Da chi si lamenta per lo scarso movimento, a chi strabuzza gli occhi quando vede piazza IV Novembre invasa di stand o di auto o di moto o di podisti.

La dicotomia è nella visione stessa della città.

Da un lato c’è chi vorrebbe esaltarne il carattere internazionale e multiculturale, aperto al mondo e alle nuove idee; dall’altro chi vorrebbe invece esaltarne il passato, rifugiandosi nelle peculiarità etrusche, nelle rivalità con gli altri centri umbri, nelle disfide fra rioni.

Ed è una dicotomia che ha nel centro storico il suo acme.

La conseguenza è quella attuale: una acropoli che sembra né carne né pesce, con i tavolini dei bar che pur essendo teoricamente in isola pedonale vengono sistematicamente sfiorati dai camioncini della nettezza urbana, dei cantieri e del carico/scarico. A tutte le ore.
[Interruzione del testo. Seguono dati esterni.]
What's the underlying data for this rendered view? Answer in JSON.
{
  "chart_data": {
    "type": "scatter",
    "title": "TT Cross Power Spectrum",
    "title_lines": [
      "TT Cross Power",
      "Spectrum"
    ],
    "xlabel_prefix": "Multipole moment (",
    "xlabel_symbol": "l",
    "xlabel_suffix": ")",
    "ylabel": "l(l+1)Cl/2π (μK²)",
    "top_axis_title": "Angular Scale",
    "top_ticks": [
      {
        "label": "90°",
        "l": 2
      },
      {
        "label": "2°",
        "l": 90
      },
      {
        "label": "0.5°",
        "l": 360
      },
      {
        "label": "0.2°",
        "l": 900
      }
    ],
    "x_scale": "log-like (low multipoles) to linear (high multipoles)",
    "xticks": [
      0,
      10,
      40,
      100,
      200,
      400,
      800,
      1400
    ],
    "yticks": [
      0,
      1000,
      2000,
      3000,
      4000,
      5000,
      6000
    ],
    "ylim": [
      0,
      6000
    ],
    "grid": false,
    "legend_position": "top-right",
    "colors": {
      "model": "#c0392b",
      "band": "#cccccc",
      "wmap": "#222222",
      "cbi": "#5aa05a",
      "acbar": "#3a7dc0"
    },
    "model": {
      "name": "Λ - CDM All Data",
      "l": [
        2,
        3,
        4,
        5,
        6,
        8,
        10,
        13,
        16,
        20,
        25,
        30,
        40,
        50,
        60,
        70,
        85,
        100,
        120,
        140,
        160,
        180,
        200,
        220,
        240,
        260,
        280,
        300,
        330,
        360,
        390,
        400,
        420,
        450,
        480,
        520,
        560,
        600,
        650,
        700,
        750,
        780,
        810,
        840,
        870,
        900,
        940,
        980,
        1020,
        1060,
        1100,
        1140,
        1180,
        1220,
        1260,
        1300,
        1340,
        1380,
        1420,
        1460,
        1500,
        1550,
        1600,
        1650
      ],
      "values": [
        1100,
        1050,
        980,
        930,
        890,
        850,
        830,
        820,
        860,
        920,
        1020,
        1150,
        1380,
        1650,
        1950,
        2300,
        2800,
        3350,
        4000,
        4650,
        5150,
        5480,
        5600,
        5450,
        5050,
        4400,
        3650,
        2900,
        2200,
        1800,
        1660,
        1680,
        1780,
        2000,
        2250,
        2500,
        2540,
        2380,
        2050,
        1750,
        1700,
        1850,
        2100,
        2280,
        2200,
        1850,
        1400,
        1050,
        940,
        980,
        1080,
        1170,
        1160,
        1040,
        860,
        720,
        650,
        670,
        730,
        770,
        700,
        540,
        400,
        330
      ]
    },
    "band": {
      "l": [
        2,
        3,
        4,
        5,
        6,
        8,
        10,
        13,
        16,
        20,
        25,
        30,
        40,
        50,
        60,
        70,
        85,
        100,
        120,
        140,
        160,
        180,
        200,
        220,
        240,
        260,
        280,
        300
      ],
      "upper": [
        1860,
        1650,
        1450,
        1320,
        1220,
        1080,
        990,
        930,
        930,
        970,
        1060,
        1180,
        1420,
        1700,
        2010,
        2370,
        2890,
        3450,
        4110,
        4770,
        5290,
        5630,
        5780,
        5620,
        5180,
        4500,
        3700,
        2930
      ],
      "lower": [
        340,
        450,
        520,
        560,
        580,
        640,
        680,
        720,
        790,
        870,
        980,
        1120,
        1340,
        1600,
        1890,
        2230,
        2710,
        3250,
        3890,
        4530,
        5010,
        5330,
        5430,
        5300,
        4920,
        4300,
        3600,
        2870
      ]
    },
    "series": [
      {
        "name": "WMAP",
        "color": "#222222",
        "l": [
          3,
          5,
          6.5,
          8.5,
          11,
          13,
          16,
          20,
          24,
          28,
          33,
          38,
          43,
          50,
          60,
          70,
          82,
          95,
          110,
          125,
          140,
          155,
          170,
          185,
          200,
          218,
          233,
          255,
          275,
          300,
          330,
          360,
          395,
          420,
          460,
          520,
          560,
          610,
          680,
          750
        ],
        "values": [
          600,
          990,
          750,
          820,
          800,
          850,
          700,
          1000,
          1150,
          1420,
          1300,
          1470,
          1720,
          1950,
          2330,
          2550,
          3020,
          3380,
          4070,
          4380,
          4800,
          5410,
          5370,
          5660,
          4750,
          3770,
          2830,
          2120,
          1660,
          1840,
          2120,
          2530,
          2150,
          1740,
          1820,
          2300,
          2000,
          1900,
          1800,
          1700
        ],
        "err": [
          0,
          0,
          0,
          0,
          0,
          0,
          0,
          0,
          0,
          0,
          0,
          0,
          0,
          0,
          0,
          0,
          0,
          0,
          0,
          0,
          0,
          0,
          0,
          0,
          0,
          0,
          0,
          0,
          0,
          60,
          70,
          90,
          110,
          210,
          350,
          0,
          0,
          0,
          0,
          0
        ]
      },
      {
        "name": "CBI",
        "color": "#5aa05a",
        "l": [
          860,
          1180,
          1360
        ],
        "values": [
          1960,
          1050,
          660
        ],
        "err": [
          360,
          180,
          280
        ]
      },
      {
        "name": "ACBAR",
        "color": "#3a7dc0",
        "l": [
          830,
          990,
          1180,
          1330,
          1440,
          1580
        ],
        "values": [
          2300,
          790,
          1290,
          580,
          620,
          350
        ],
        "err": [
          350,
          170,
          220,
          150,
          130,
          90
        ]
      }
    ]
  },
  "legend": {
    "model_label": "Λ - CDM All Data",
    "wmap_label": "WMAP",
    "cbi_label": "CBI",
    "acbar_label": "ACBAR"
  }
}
Con bellissime stradine nelle quali passeggiare spesso invase da auto in sosta, in cui mamme con bambini e disabili in carrozzina rischiano la vita ad ogni passo.

Con i negozi che chiudono, qualcuno che viene sostituito (ricordate Bata?) e altri che provano ad aprire fra mille difficoltà.

E polemiche che tornano ad ogni chiusura e ad ogni festa comandata, senza che ci sia stato, negli ultimi decenni, un indirizzo chiaro da parte della classe dirigente. Non che sia facile, per carità.

Ma quando si governa per non scontentare nessuno, alla fine si finisce per scontentare tutti.